Absolutely. Well, let me answer the second question first, and then maybe Akshay, you and Pushkal can answer the first one. Yes. Per the 8-K, we did receive a subpoena from the DOJ related to marketing practices on promotional practices on ONPATTRO. Obviously, we take something like that very seriously. We are going to absolutely work with whatever the government is looking for in terms of materials and provide them answers to that.
We do have experienced counsel that we are working with to help us on this matter, and we obviously always feel very strongly about the importance of ethics and compliance and integrity in everything that we do, but obviously, we'll work with the government to answer their questions. Then, Akshay, the technical question, please.
Yeah.
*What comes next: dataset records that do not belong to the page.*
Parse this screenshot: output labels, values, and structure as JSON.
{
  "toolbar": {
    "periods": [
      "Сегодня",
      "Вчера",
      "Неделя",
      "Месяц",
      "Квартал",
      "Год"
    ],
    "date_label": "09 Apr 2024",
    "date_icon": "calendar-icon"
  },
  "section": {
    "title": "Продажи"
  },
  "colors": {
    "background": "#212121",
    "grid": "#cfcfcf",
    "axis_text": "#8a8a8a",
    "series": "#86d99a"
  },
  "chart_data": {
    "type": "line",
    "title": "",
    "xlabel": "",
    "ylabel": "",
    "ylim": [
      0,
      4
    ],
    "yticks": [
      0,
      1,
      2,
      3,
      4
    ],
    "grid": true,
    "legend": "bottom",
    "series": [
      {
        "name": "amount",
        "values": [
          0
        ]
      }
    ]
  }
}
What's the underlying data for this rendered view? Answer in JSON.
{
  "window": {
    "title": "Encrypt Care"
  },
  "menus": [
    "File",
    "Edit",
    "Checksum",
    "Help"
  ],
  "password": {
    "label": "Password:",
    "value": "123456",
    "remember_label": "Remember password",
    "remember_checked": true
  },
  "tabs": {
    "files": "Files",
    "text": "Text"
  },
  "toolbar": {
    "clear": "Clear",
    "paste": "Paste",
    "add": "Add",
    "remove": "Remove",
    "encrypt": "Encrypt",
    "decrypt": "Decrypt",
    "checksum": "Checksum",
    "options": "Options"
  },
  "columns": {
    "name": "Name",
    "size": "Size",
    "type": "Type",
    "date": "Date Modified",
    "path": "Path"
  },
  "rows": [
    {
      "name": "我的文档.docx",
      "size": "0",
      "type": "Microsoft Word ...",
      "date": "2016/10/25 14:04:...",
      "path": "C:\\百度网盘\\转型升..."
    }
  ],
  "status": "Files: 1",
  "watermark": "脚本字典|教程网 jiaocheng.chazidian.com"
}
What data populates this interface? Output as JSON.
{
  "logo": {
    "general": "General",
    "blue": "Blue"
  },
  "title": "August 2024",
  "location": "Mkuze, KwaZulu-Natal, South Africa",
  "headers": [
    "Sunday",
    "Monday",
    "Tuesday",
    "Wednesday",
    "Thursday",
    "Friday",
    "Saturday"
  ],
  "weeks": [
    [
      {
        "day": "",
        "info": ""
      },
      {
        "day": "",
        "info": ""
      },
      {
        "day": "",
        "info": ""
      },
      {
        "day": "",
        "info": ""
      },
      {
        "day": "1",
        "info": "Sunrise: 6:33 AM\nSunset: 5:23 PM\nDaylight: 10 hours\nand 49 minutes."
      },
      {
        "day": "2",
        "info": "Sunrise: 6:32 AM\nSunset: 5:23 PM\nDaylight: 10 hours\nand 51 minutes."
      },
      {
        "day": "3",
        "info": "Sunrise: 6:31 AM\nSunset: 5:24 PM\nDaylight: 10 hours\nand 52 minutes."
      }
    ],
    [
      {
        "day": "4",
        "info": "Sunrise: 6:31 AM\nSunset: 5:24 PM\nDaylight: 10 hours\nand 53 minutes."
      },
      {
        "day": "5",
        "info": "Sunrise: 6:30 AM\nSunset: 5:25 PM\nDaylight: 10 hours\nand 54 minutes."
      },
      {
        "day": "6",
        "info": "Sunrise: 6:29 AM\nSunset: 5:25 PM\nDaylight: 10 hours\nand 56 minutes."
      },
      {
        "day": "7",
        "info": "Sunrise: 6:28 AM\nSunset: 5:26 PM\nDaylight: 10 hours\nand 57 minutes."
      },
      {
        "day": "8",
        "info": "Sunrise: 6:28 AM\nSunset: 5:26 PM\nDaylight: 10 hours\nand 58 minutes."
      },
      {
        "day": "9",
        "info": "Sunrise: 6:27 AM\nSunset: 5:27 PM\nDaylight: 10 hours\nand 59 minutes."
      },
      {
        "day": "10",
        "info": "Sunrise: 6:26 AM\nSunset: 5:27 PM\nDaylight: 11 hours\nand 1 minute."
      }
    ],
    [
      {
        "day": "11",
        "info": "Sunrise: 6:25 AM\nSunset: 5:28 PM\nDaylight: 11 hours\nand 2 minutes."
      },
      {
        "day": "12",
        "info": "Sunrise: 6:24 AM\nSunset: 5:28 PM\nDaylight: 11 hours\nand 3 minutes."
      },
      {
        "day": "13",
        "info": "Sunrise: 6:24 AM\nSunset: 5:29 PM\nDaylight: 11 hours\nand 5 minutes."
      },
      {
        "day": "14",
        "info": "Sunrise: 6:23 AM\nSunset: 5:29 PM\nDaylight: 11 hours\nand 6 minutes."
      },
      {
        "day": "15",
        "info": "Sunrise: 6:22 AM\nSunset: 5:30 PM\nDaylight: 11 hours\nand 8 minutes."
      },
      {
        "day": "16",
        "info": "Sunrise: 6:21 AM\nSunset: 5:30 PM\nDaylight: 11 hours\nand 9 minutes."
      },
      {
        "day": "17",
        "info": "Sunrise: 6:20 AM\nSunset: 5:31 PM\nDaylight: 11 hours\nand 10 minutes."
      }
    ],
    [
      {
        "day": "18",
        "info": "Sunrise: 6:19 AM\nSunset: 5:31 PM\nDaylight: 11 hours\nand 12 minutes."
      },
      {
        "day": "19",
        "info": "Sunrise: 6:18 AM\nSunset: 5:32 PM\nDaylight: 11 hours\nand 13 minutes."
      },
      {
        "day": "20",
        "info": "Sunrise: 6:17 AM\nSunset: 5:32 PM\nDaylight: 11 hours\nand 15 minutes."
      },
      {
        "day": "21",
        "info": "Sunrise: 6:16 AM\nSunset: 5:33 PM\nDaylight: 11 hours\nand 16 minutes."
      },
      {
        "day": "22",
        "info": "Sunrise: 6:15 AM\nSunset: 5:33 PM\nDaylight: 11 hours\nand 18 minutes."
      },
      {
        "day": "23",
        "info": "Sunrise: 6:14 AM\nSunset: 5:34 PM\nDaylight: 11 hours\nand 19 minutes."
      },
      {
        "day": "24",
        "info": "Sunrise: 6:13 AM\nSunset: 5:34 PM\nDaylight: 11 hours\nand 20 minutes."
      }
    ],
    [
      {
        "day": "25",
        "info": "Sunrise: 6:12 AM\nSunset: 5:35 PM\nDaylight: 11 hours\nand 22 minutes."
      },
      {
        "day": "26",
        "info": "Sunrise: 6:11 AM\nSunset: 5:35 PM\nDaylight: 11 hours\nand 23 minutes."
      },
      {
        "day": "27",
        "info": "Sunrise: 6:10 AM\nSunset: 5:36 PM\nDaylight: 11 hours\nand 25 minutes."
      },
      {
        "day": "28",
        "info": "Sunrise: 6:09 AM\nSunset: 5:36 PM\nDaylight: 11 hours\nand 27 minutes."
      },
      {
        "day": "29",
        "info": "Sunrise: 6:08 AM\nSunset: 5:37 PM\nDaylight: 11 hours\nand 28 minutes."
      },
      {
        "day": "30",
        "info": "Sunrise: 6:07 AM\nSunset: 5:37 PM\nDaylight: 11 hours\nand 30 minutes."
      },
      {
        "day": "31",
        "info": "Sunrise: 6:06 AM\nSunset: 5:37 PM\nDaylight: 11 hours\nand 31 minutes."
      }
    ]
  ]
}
I mean, again, Pushkal would have to say otherwise, but I'm not aware that we've broken down the 10-Meter Walk outcome at month nine by cardiac subpopulation. Pushkal, do you have any further comment on that?
Yeah. Actually, we did actually look at the various endpoints in that cardiac subpopulation, and in general, Luca, the results were quite consistent. Obviously, it's a smaller subset. It's a fraction of the overall population, but in general, the results were quite consistent.
And you'll recall that we saw that when we looked in the original APOLLO dataset that we saw the 10-Meter Walk test going similarly in that cardiac subpopulation as we saw in the overall population. So that's quite encouraging in terms of the impact on a functional outcome. Does that answer your question?
Does that answer your question, Luca?
Yeah. Yeah. No. Terrific. Super helpful, color. Appreciate the call, and thanks again.
Great. Thank you.
That's all the time we have for questions today. I will now turn the conference back over to the company for closing remarks.
Great. Well, listen, thanks everyone for joining us today. We couldn't be more excited about the prospect of making this new investigational medicine available to patients. We think it'll be a welcome option for patients with hATTR amyloidosis with polyneuropathy.
In the meantime, we look forward to sharing 18-month topline data from HELIOS-A later this year. That's our goal that we're aiming for. And we hope everybody has a great day otherwise. Thank you very much. Bye-bye now.
Ladies and gentlemen, that concludes our conference for today. Thank you for your participation. You may now disconnect.